Jarek followed her into the kitchen and took the glass from her hand. He laid it on the counter and stepped close to Em until they were almost touching. With a finger, he brushed a strand of hair from her cheek and tucked it behind her ear. His eyes travelled over her face, and the finger traced a line down her cheek, his thumb brushing the corner of her mouth, the rest of his hand curling around her neck. His other arm reached around her waist and pulled her into him.
He sighed, and she rested her head on his chest while his hand stroked her hair.
"If you ever change your mind," he said.
They stood there in silence for a long moment. Em felt the coldness of his body, the lack of heartbeat in his chest. She thought about Nick.
"It wasn't human, was it?" she asked.
"No," said Jarek. "You were right. But I ..."
In her handbag on the counter, Em's cell phone rang. Neither of them moved for a moment and then Em dragged herself out of Jarek's embrace.
"I have to get that," she muttered, allowing her hair to fall across her face again, not wanting to meet his eyes.
It was Nick.
"What's up?" she said. "It's late. You're not still at the office are you?"
"I was thinking about what that dealer said." Nick sounded wired. He usually got this way when he thought he'd cracked something - when a case started coming together. Em felt the little flutter of excitement she usually got in the middle of her chest when this happened. Nick's enthusiasm was infectious.
"This warehouse with a history he was going on about," he went on, talking at top speed. "I was googling stuff about... Forget it, doesn't matter. And then I realized I was being too literal about it. He didn't mean ancient history, just a history . So I hit the crime maps, and the one place kept coming up. It's a pretty random history - all sorts of jobs there over the last couple of decades, almost like the place has some kind of criminal attracting vibe..."

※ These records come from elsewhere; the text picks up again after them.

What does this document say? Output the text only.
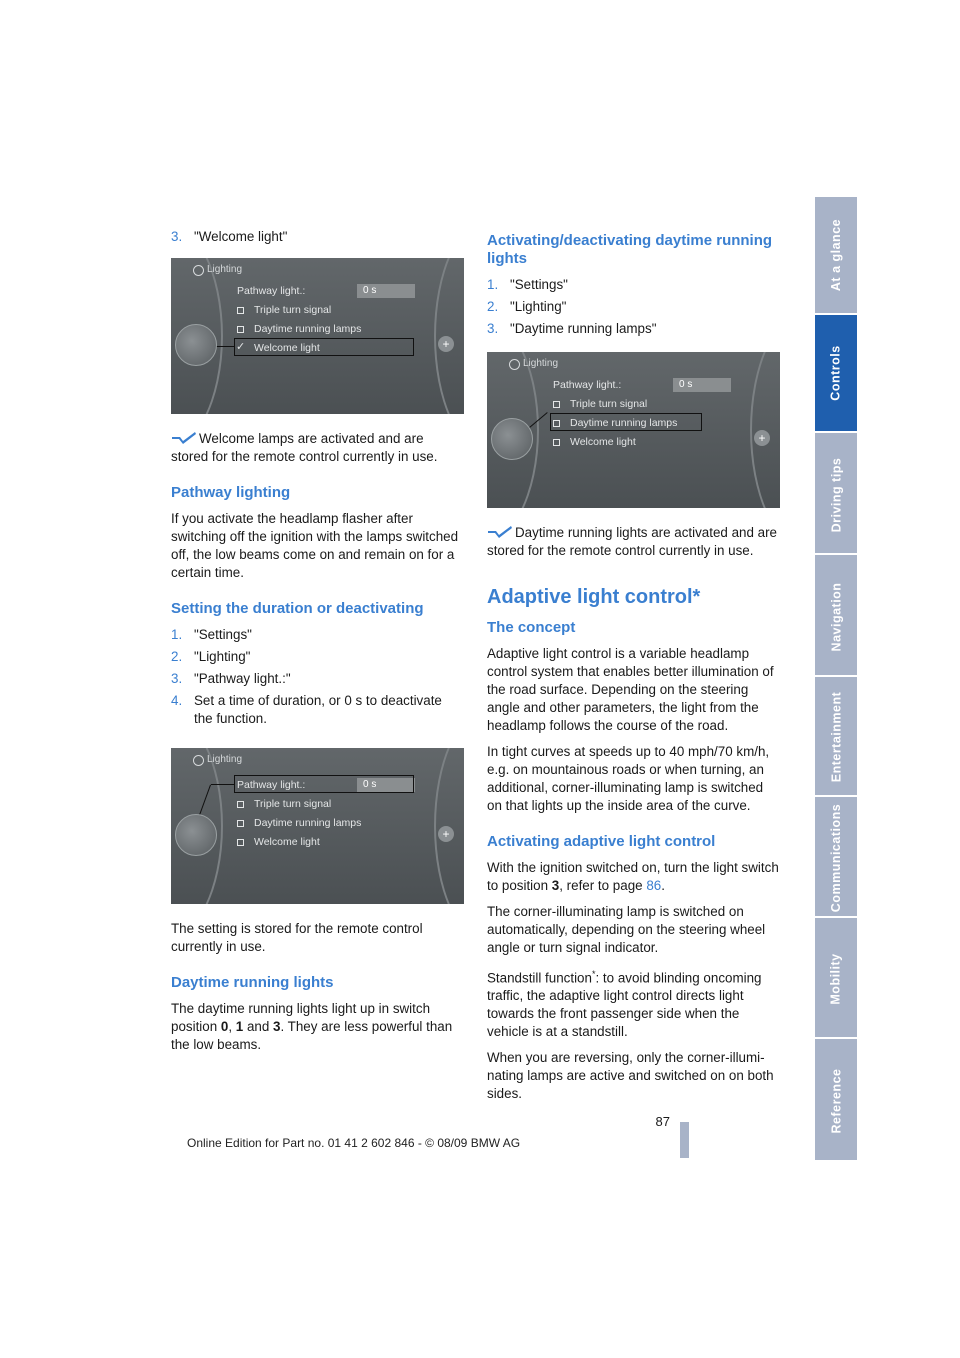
3. "Welcome light"
Lighting
Pathway light.:	0 s
Triple turn signal
Daytime running lamps
✓
Welcome light	+

Welcome lamps are activated and are stored for the remote control currently in use.

Pathway lighting

If you activate the headlamp flasher after switching off the ignition with the lamps switched off, the low beams come on and remain on for a certain time.

Setting the duration or deactivating
1. "Settings"
2. "Lighting"
3. "Pathway light.:"
4. Set a time of duration, or 0 s to deactivate the function.
Lighting
Pathway light.:	0 s
Triple turn signal
Daytime running lamps
Welcome light
+

The setting is stored for the remote control currently in use.

Daytime running lights

The daytime running lights light up in switch position 0, 1 and 3. They are less powerful than the low beams.

Activating/deactivating daytime running lights
1. "Settings"
2. "Lighting"
3. "Daytime running lamps"
Lighting
Pathway light.:	0 s
Triple turn signal
Daytime running lamps
Welcome light	+

Daytime running lights are activated and are stored for the remote control currently in use.

Adaptive light control*
The concept

Adaptive light control is a variable headlamp control system that enables better illumination of the road surface. Depending on the steering angle and other parameters, the light from the headlamp follows the course of the road.

In tight curves at speeds up to 40 mph/70 km/h, e.g. on mountainous roads or when turning, an additional, corner-illuminating lamp is switched on that lights up the inside area of the curve.

Activating adaptive light control

With the ignition switched on, turn the light switch to position 3, refer to page 86.

The corner-illuminating lamp is switched on automatically, depending on the steering wheel angle or turn signal indicator.

Standstill function*: to avoid blinding oncoming traffic, the adaptive light control directs light towards the front passenger side when the vehicle is at a standstill.

When you are reversing, only the corner-illumi-nating lamps are active and switched on on both sides.

At a glance
Controls
Driving tips
Navigation
Entertainment
Communications
Mobility
Reference
87
Online Edition for Part no. 01 41 2 602 846 - © 08/09 BMW AG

"Nick," Em broke in. "What are you talking about?"
"I think I've found it. The warehouse. Well, I've found something we should look at. Shit, I've been drinking coffee out of that crummy machine for hours. Em, do you want to go and check it out?"
He sounded so eager. Like a puppy with a stick.
Em looked at Jarek. He had a resigned expression on his face. He shrugged.
"Yeah, I've got time," she said into the phone. "Meet you at the lab?"
Em made Nick stop for pizza before they headed off to the warehouse. She knew what that coffee machine in the office was capable of, and if Nick hadn't eaten he'd be strung out for hours.
She also knew, thanks to Jarek's little re-con mission, that they were unlikely to find anything usable at the warehouse, even if Nick had found the right one. If she thought about it, she had to admit she'd chosen to come along on Nick's little adventure at such a crazy hour of the night because she wanted his company.